Red Rock Resources: Growing those Gold Ounces....

 

We originally published our value proposition on Red Rock Resources (AIM:RRR) in December, and we really didn’t expect to re-visit this so soon. However the company has just announced an update on progress at the Migori gold prospect in Kenya, and it contains some rather interesting news.

Unsurprisingly the drilling program has now recommenced in earnest after the holidays, full details of which are provided in the announcement; and it all appears to be on track.

However, more significant in our eyes is the news that once results are in from the 2009 drilling  campaign, (which will also include additional samples taken from the previous operators interrupted program), the company will carry out a revision of the NI 43-101 resource estimate.
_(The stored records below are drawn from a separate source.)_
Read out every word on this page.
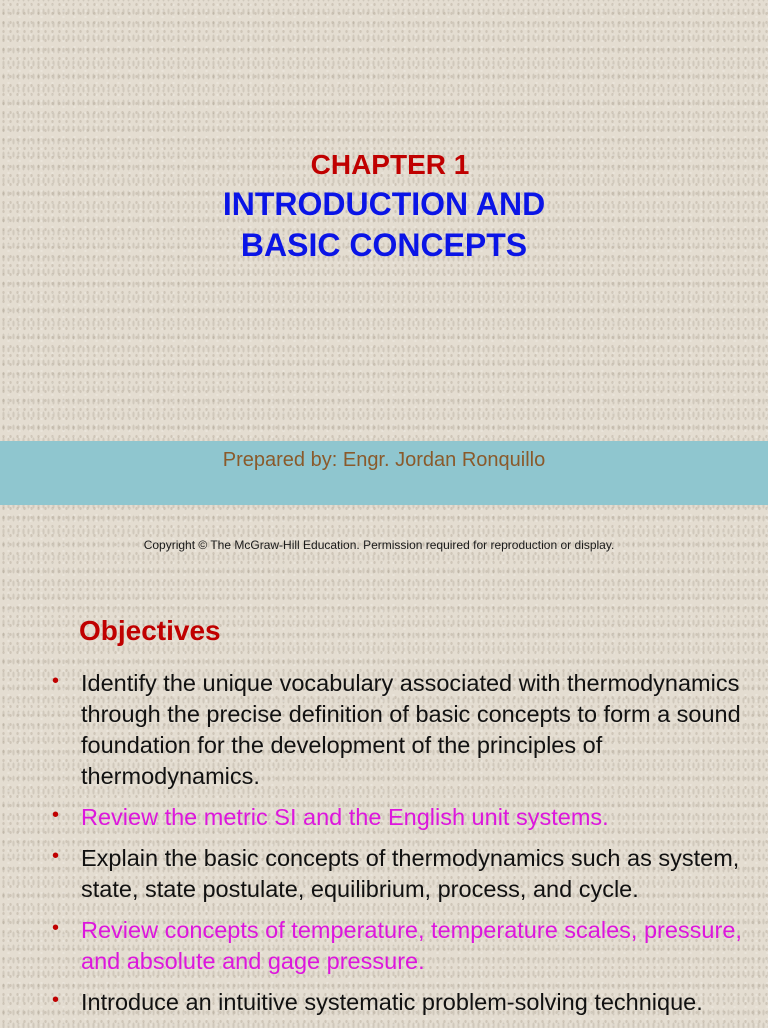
CHAPTER 1
INTRODUCTION AND
BASIC CONCEPTS
Prepared by: Engr. Jordan Ronquillo
Copyright © The McGraw-Hill Education. Permission required for reproduction or display.
Objectives
• Identify the unique vocabulary associated with thermodynamics through the precise definition of basic concepts to form a sound foundation for the development of the principles of thermodynamics.
• Review the metric SI and the English unit systems.
• Explain the basic concepts of thermodynamics such as system, state, state postulate, equilibrium, process, and cycle.
• Review concepts of temperature, temperature scales, pressure, and absolute and gage pressure.
• Introduce an intuitive systematic problem-solving technique.
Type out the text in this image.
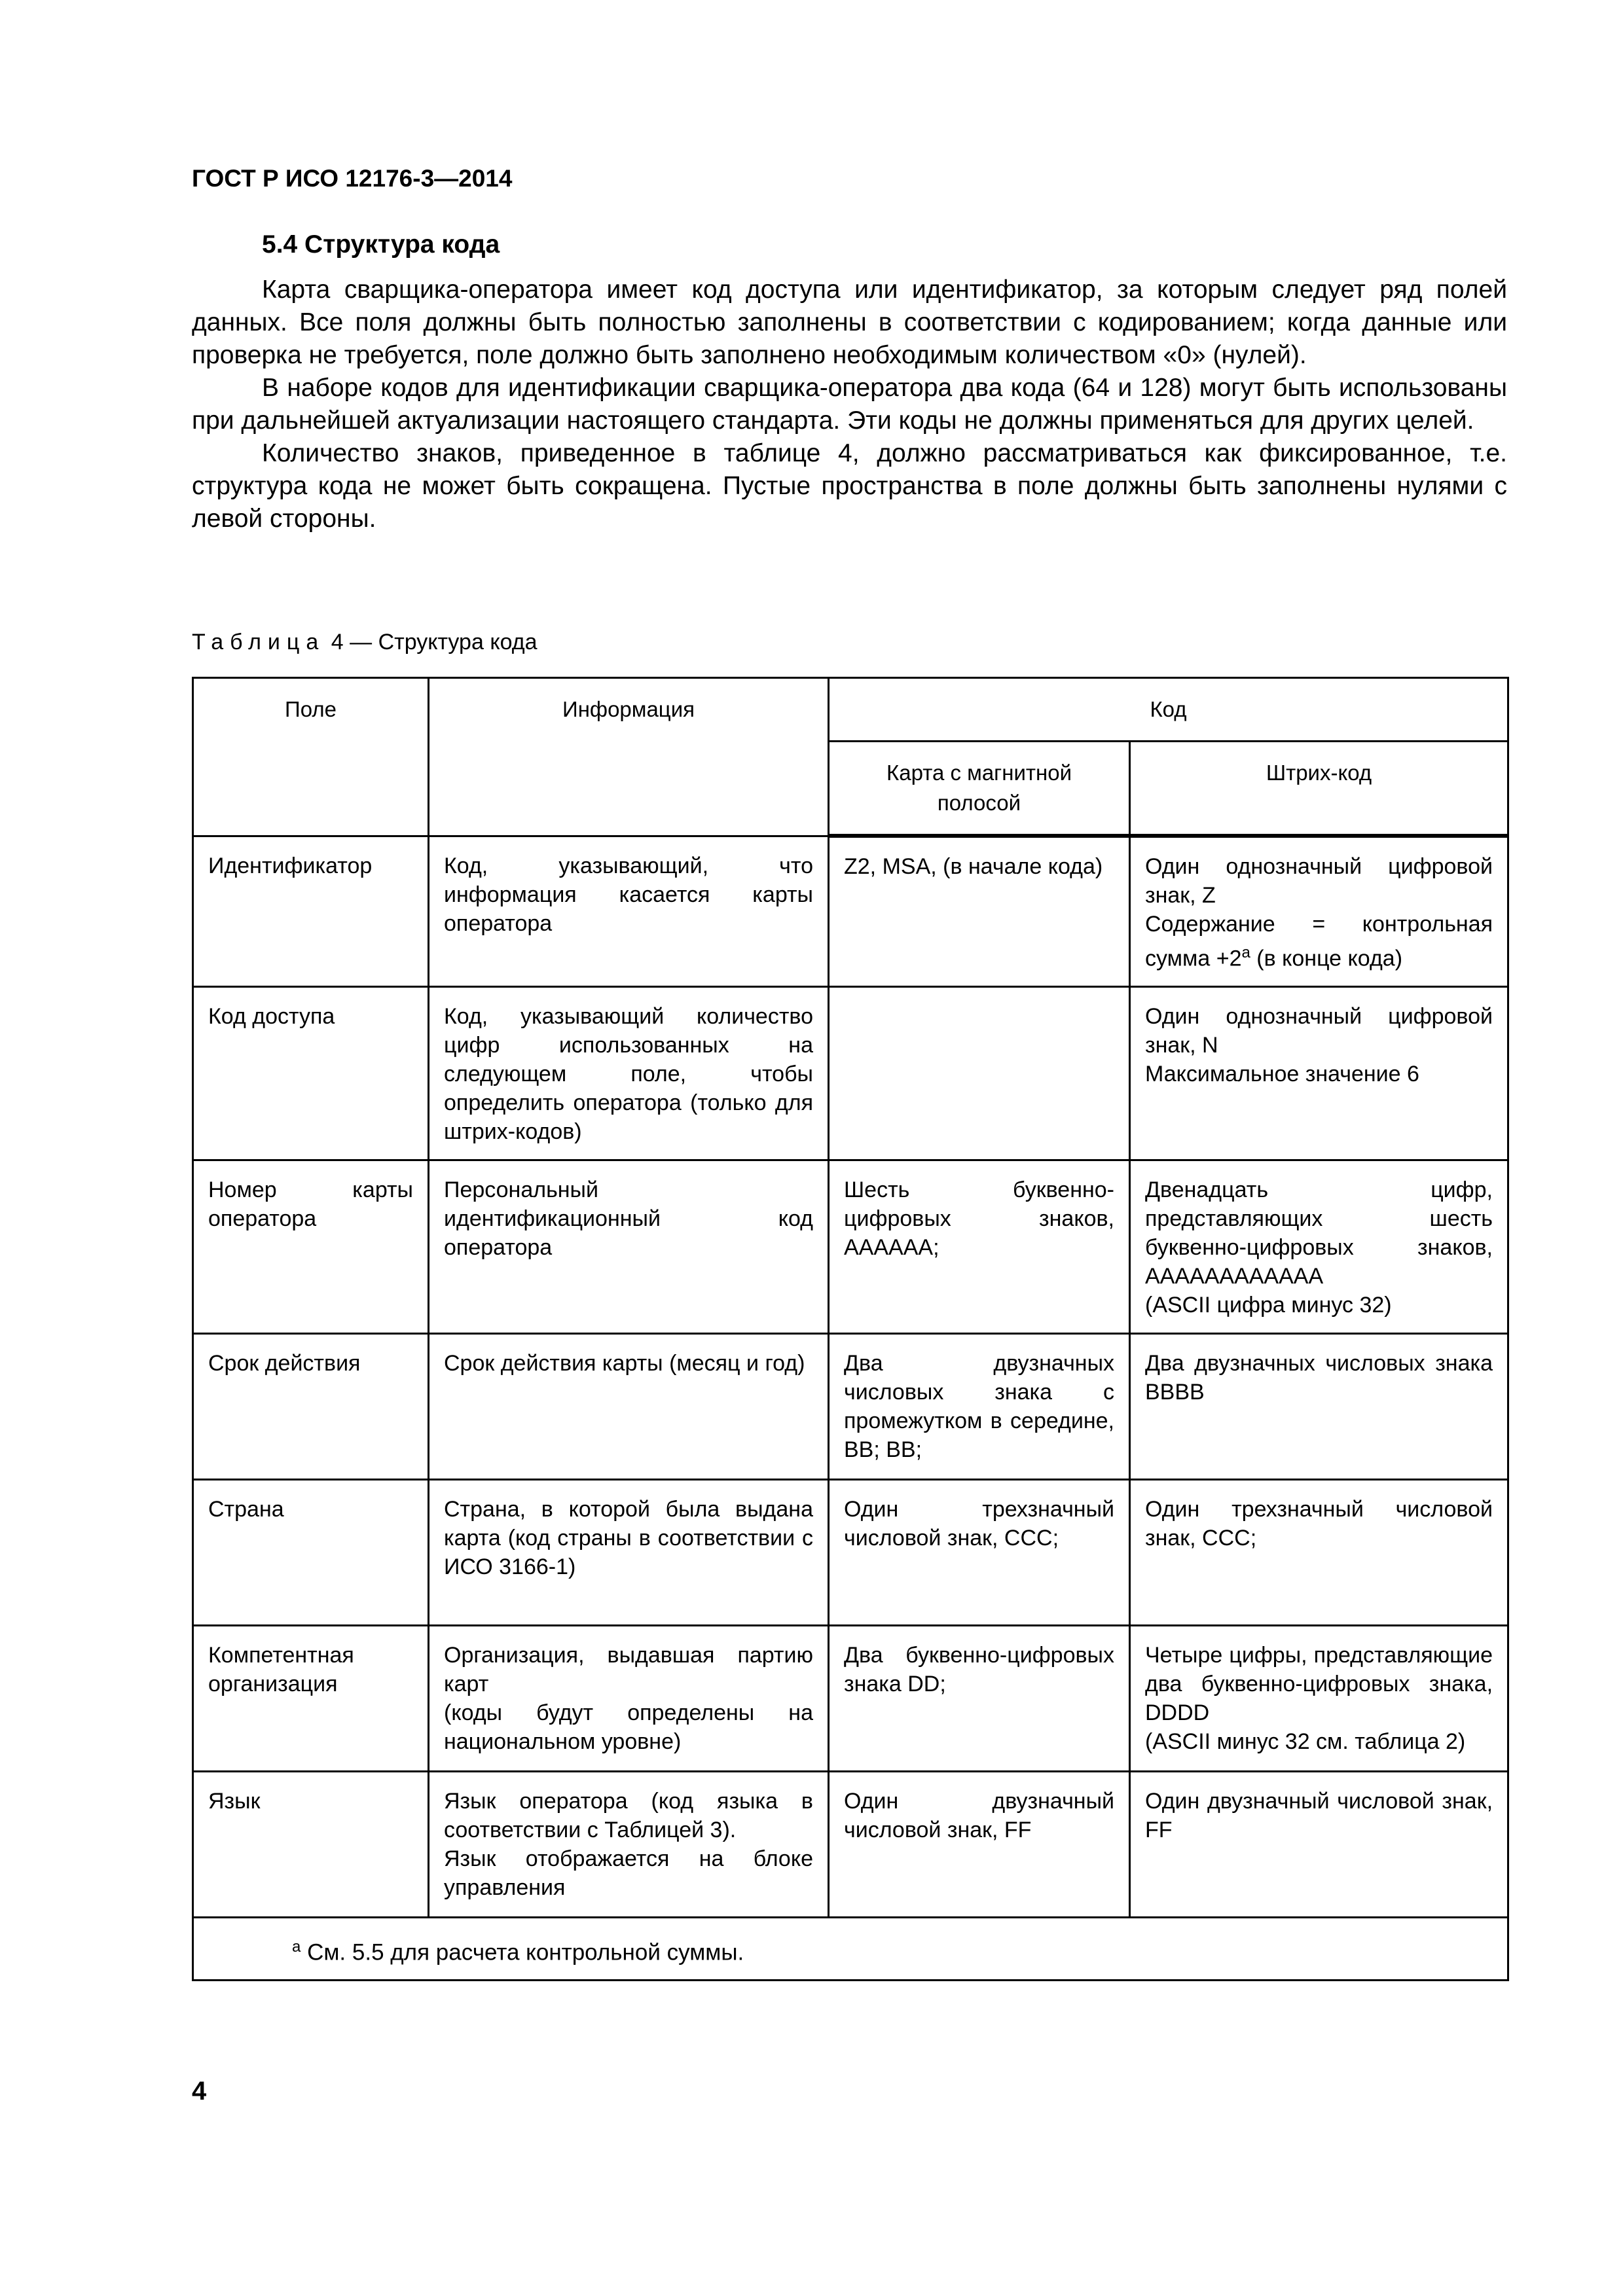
ГОСТ Р ИСО 12176-3—2014
5.4 Структура кода

Карта сварщика-оператора имеет код доступа или идентификатор, за которым следует ряд полей данных. Все поля должны быть полностью заполнены в соответствии с кодированием; когда данные или проверка не требуется, поле должно быть заполнено необходимым количеством «0» (нулей).

В наборе кодов для идентификации сварщика-оператора два кода (64 и 128) могут быть использованы при дальнейшей актуализации настоящего стандарта. Эти коды не должны применяться для других целей.

Количество знаков, приведенное в таблице 4, должно рассматриваться как фиксированное, т.е. структура кода не может быть сокращена. Пустые пространства в поле должны быть заполнены нулями с левой стороны.

Таблица 4 — Структура кода
Поле	Информация	Код	
		Карта с магнитной полосой	Штрих-код
Идентификатор	Код, указывающий, что информация касается карты оператора	Z2, MSA, (в начале кода)	Один однозначный цифровой знак, Z
Содержание = контрольная сумма $+2^a$ (в конце кода)

Код доступа	Код, указывающий количество цифр использованных на следующем поле, чтобы определить оператора (только для штрих-кодов)		Один однозначный цифровой знак, N
Максимальное значение 6

Номер карты оператора	Персональный идентификационный код оператора	Шесть буквенно-цифровых знаков, AAAAAA;	Двенадцать цифр, представляющих шесть буквенно-цифровых знаков, AAAAAAAAAAAA
(ASCII цифра минус 32)

Срок действия	Срок действия карты (месяц и год)	Два двузначных числовых знака с промежутком в середине, BB; BB;	Два двузначных числовых знака BBBB
Страна	Страна, в которой была выдана карта (код страны в соответствии с ИСО 3166-1)	Один трехзначный числовой знак, CCC;	Один трехзначный числовой знак, CCC;
Компетентная организация	Организация, выдавшая партию карт
(коды будут определены на национальном уровне)	Два буквенно-цифровых знака DD;	Четыре цифры, представляющие два буквенно-цифровых знака, DDDD
(ASCII минус 32 см. таблица 2)

Язык	Язык оператора (код языка в соответствии с Таблицей 3).
Язык отображается на блоке управления	Один двузначный числовой знак, FF	Один двузначный числовой знак, FF
$^a$ См. 5.5 для расчета контрольной суммы.			
4
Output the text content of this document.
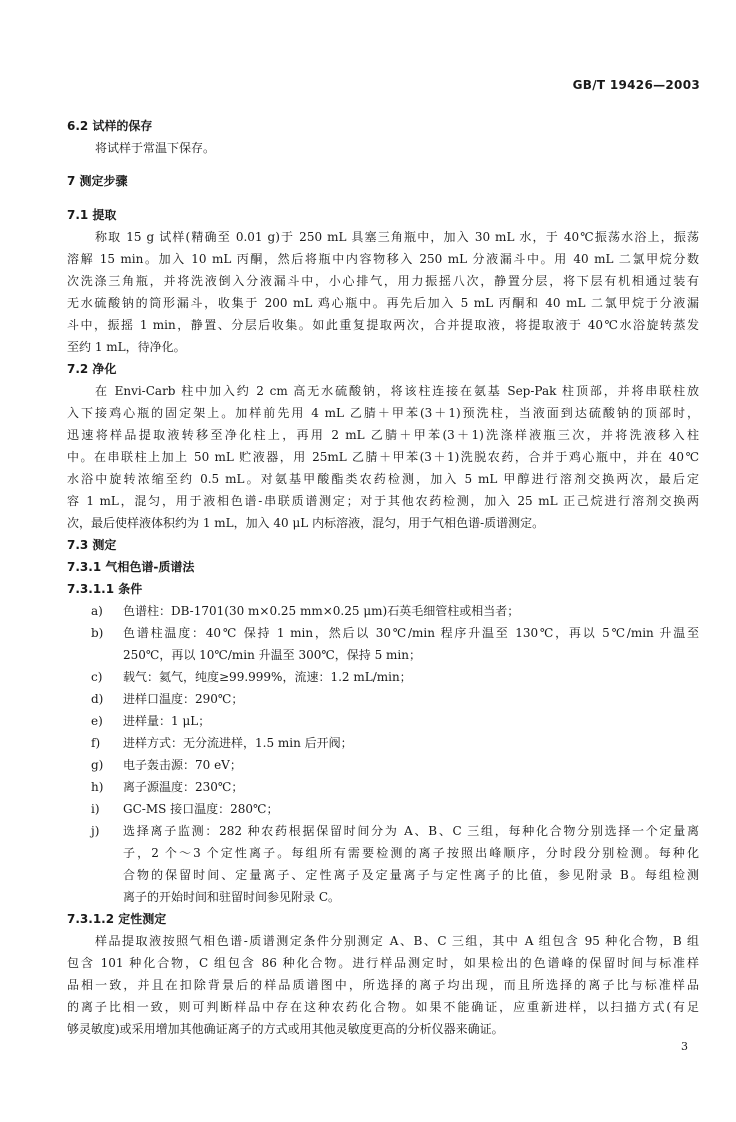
GB/T 19426—2003

6.2 试样的保存

将试样于常温下保存。

7 测定步骤

7.1 提取

称取 15 g 试样(精确至 0.01 g)于 250 mL 具塞三角瓶中，加入 30 mL 水，于 40℃振荡水浴上，振荡

溶解 15 min。加入 10 mL 丙酮，然后将瓶中内容物移入 250 mL 分液漏斗中。用 40 mL 二氯甲烷分数

次洗涤三角瓶，并将洗液倒入分液漏斗中，小心排气，用力振摇八次，静置分层，将下层有机相通过装有

无水硫酸钠的筒形漏斗，收集于 200 mL 鸡心瓶中。再先后加入 5 mL 丙酮和 40 mL 二氯甲烷于分液漏

斗中，振摇 1 min，静置、分层后收集。如此重复提取两次，合并提取液，将提取液于 40℃水浴旋转蒸发

至约 1 mL，待净化。

7.2 净化

在 Envi-Carb 柱中加入约 2 cm 高无水硫酸钠，将该柱连接在氨基 Sep-Pak 柱顶部，并将串联柱放

入下接鸡心瓶的固定架上。加样前先用 4 mL 乙腈＋甲苯(3＋1)预洗柱，当液面到达硫酸钠的顶部时，

迅速将样品提取液转移至净化柱上，再用 2 mL 乙腈＋甲苯(3＋1)洗涤样液瓶三次，并将洗液移入柱

中。在串联柱上加上 50 mL 贮液器，用 25mL 乙腈＋甲苯(3＋1)洗脱农药，合并于鸡心瓶中，并在 40℃

水浴中旋转浓缩至约 0.5 mL。对氨基甲酸酯类农药检测，加入 5 mL 甲醇进行溶剂交换两次，最后定

容 1 mL，混匀，用于液相色谱-串联质谱测定；对于其他农药检测，加入 25 mL 正己烷进行溶剂交换两

次，最后使样液体积约为 1 mL，加入 40 μL 内标溶液，混匀，用于气相色谱-质谱测定。

7.3 测定

7.3.1 气相色谱-质谱法

7.3.1.1 条件

a) 色谱柱：DB-1701(30 m×0.25 mm×0.25 μm)石英毛细管柱或相当者；
b) 色谱柱温度：40℃ 保持 1 min，然后以 30℃/min 程序升温至 130℃，再以 5℃/min 升温至

250℃，再以 10℃/min 升温至 300℃，保持 5 min；

c) 载气：氦气，纯度≥99.999%，流速：1.2 mL/min；
d) 进样口温度：290℃；
e) 进样量：1 μL；
f) 进样方式：无分流进样，1.5 min 后开阀；
g) 电子轰击源：70 eV；
h) 离子源温度：230℃；
i) GC-MS 接口温度：280℃；
j) 选择离子监测：282 种农药根据保留时间分为 A、B、C 三组，每种化合物分别选择一个定量离

子，2 个～3 个定性离子。每组所有需要检测的离子按照出峰顺序，分时段分别检测。每种化

合物的保留时间、定量离子、定性离子及定量离子与定性离子的比值，参见附录 B。每组检测

离子的开始时间和驻留时间参见附录 C。

7.3.1.2 定性测定

样品提取液按照气相色谱-质谱测定条件分别测定 A、B、C 三组，其中 A 组包含 95 种化合物，B 组

包含 101 种化合物，C 组包含 86 种化合物。进行样品测定时，如果检出的色谱峰的保留时间与标准样

品相一致，并且在扣除背景后的样品质谱图中，所选择的离子均出现，而且所选择的离子比与标准样品

的离子比相一致，则可判断样品中存在这种农药化合物。如果不能确证，应重新进样，以扫描方式(有足

够灵敏度)或采用增加其他确证离子的方式或用其他灵敏度更高的分析仪器来确证。

3
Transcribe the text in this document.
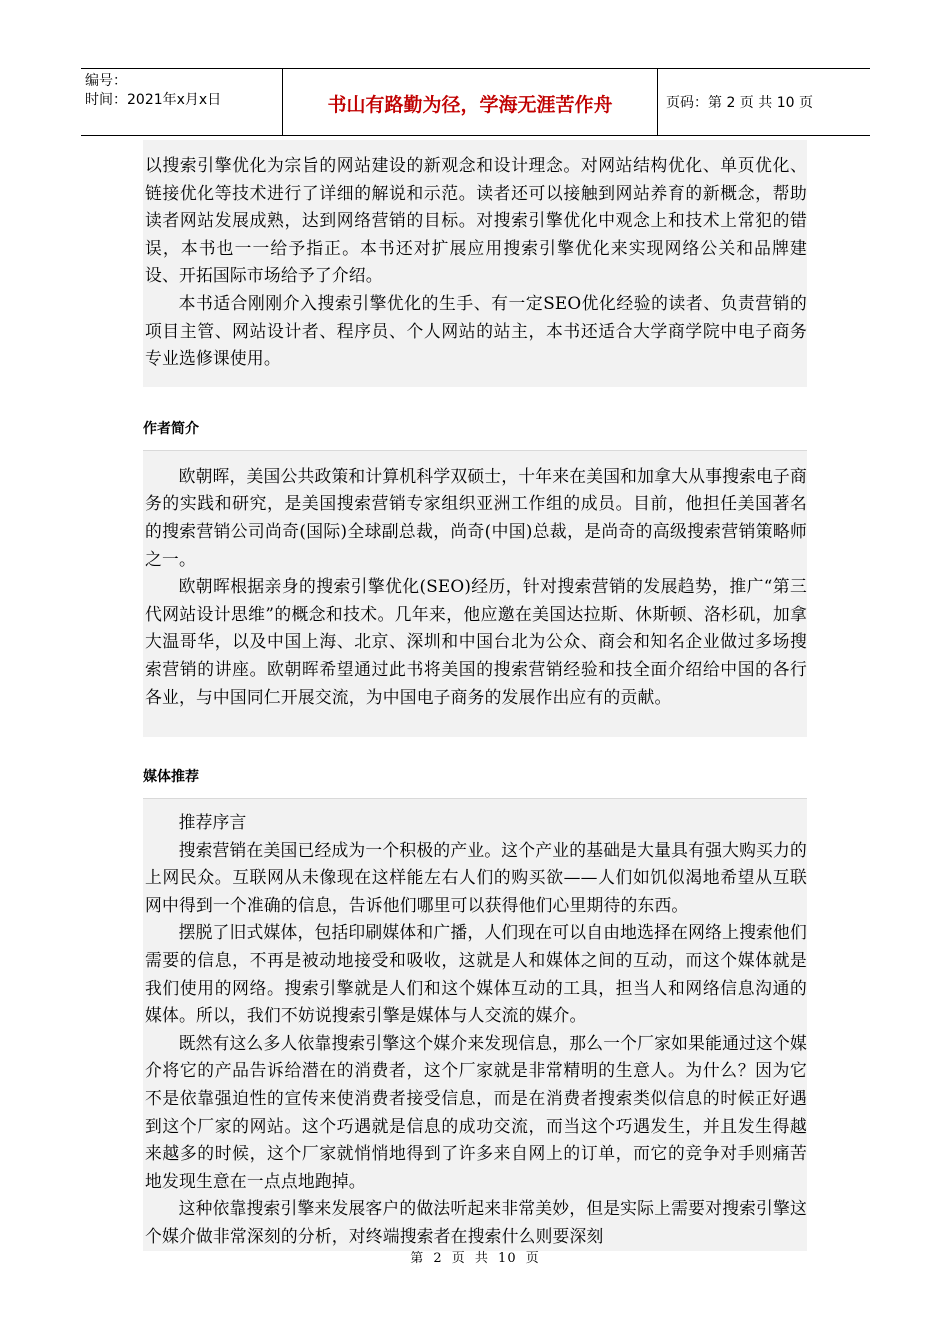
编号：
时间：2021年x月x日	书山有路勤为径，学海无涯苦作舟	页码：第 2 页 共 10 页

以搜索引擎优化为宗旨的网站建设的新观念和设计理念。对网站结构优化、单页优化、链接优化等技术进行了详细的解说和示范。读者还可以接触到网站养育的新概念，帮助读者网站发展成熟，达到网络营销的目标。对搜索引擎优化中观念上和技术上常犯的错误，本书也一一给予指正。本书还对扩展应用搜索引擎优化来实现网络公关和品牌建设、开拓国际市场给予了介绍。

本书适合刚刚介入搜索引擎优化的生手、有一定SEO优化经验的读者、负责营销的项目主管、网站设计者、程序员、个人网站的站主，本书还适合大学商学院中电子商务专业选修课使用。

作者简介

欧朝晖，美国公共政策和计算机科学双硕士，十年来在美国和加拿大从事搜索电子商务的实践和研究，是美国搜索营销专家组织亚洲工作组的成员。目前，他担任美国著名的搜索营销公司尚奇(国际)全球副总裁，尚奇(中国)总裁，是尚奇的高级搜索营销策略师之一。

欧朝晖根据亲身的搜索引擎优化(SEO)经历，针对搜索营销的发展趋势，推广“第三代网站设计思维”的概念和技术。几年来，他应邀在美国达拉斯、休斯顿、洛杉矶，加拿大温哥华，以及中国上海、北京、深圳和中国台北为公众、商会和知名企业做过多场搜索营销的讲座。欧朝晖希望通过此书将美国的搜索营销经验和技全面介绍给中国的各行各业，与中国同仁开展交流，为中国电子商务的发展作出应有的贡献。

媒体推荐

推荐序言

搜索营销在美国已经成为一个积极的产业。这个产业的基础是大量具有强大购买力的上网民众。互联网从未像现在这样能左右人们的购买欲——人们如饥似渴地希望从互联网中得到一个准确的信息，告诉他们哪里可以获得他们心里期待的东西。

摆脱了旧式媒体，包括印刷媒体和广播，人们现在可以自由地选择在网络上搜索他们需要的信息，不再是被动地接受和吸收，这就是人和媒体之间的互动，而这个媒体就是我们使用的网络。搜索引擎就是人们和这个媒体互动的工具，担当人和网络信息沟通的媒体。所以，我们不妨说搜索引擎是媒体与人交流的媒介。

既然有这么多人依靠搜索引擎这个媒介来发现信息，那么一个厂家如果能通过这个媒介将它的产品告诉给潜在的消费者，这个厂家就是非常精明的生意人。为什么？因为它不是依靠强迫性的宣传来使消费者接受信息，而是在消费者搜索类似信息的时候正好遇到这个厂家的网站。这个巧遇就是信息的成功交流，而当这个巧遇发生，并且发生得越来越多的时候，这个厂家就悄悄地得到了许多来自网上的订单，而它的竞争对手则痛苦地发现生意在一点点地跑掉。

这种依靠搜索引擎来发展客户的做法听起来非常美妙，但是实际上需要对搜索引擎这个媒介做非常深刻的分析，对终端搜索者在搜索什么则要深刻

第 2 页 共 10 页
This was the part that caught our attention, as this is where significant additional value can be built in very short order.

The company's 23rd December AGM presentation indicates that Migori is set to be in the forefront of activities for 2010, and in our value proposition we note their stated intention to fast track the Migori project into production at the earliest opportunity. The prospect being considered amenable to a low cost open pit mining operation with a low stripping ratio.

As detailed in the Edison Research note, most of Migori’s, 1.2m ounce resource is currently in the indicated category, with a small amount (9.7k ounces) in the Macalder tailings actually measured

By carrying out a revised NI 43-101 resource estimate, the company will not only be targeting an increase in the size of the resource, but also looking to move more of the resource up from the indicated to the measured category.

Just to remind readers that measured ounces carry the highest level of confidence and ounces in this category will command a significantly higher “in the ground” value than those on a lower category. What value? Well, as the Edison Gold Sector report from last October suggested, $381 attributable per measured ounce and $30 for indicated ounces. In other words 10,000 measured ounces would book in at $3.8m, 100,000 measured ounces to $38m and so on.

It’s a bit soon to start crunching the numbers, but there seems to be a lot of scope here not only to increase the scale of the resource but also the confidence in the ounces of gold in the ground. Add that to a fast track production scenario and you can why this news is worth highlighting!

The Red Rock value proposition has now been updated to reflect this new development. 

This summary represents the views and opinions of Miningmaven, has been prepared for information and educational purposes only and should not be considered as investment advice or a recommendation. Readers are advised to do their own extensive research before buying shares which, as with all small cap exploration stocks, should be viewed as high risk. Investors should also seek the advice of their investment adviser or stockbroker, as they deem appropriate.